Keating’s brother and sister gave their own DNA samples three years ago after scientists identified what they believed was their mother’s hairbrush. According to the Times, researchers maintain a depository of 22,000 body parts retrieved from the rubble, with 1,100 victims still to be identified.

“Nearly 25 years after the disaster at the World Trade Center, our commitment to identify the missing and return them to their loved ones stands as strong as ever,” Graham said in a statement.

“Each new identification testifies to the promise of science and sustained outreach to families despite the passage of time. We continue this work as our way of honoring the lost.”
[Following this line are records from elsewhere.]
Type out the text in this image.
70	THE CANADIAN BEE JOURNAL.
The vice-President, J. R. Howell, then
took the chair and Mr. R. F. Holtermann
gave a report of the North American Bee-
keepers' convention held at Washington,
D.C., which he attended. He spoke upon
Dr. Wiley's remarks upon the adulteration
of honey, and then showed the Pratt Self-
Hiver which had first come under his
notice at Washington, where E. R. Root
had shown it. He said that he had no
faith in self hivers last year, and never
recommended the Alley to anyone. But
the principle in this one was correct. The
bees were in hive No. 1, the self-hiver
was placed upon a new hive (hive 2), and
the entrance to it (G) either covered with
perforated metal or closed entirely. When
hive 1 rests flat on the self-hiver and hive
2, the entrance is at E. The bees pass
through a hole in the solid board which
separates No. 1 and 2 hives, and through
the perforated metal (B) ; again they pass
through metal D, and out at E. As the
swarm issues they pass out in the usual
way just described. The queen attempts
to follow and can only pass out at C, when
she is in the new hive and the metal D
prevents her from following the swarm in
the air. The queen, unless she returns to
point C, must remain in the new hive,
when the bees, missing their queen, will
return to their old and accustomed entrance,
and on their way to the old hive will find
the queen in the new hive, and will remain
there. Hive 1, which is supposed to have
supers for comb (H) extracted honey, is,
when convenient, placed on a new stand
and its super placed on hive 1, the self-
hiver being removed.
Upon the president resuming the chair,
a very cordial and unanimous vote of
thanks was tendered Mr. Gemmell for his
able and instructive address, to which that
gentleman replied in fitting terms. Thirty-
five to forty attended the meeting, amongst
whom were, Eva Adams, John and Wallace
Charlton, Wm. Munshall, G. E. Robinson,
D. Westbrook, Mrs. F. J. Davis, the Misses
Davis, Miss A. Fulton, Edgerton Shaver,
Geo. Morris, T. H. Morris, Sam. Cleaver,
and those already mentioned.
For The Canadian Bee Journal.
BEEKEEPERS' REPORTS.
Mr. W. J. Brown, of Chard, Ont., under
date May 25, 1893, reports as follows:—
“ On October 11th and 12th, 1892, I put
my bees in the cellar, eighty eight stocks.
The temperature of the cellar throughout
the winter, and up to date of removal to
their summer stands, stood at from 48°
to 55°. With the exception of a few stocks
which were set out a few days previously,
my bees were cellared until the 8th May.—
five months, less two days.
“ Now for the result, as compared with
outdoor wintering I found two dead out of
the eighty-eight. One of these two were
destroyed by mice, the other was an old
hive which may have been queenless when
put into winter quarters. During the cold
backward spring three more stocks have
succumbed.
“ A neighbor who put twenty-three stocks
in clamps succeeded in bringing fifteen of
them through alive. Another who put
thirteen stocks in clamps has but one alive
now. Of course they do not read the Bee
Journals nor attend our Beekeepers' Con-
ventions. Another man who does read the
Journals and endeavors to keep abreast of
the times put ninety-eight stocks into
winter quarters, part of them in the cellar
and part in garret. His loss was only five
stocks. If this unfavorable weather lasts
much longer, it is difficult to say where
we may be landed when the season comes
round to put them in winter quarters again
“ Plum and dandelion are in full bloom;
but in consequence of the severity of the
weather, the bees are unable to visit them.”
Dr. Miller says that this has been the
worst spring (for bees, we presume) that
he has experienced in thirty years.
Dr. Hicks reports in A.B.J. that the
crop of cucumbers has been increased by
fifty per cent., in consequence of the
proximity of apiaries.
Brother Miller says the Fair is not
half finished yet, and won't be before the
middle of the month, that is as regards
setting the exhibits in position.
The names of Fitzgerald and Keating are among 2,983 inscribed on the 9/11 memorial in New York built on the footprints of the twin towers, also honoring those killed in attacks on the same day at the Pentagon and on another hijacked plane brought down in Shanksville, Pennsylvania, as it was headed for Washington DC. Six who died in the 1993 World Trade Center bombing are also remembered.

Eric Adams, New York’s mayor, promised work would continue to try to identify everybody who was killed.

“The pain of losing a loved one in the September 11 terror attacks echoes across the decades, but with these three new identifications we take a step forward in comforting the family members still aching from that day,” he said in a statement reported by the Times.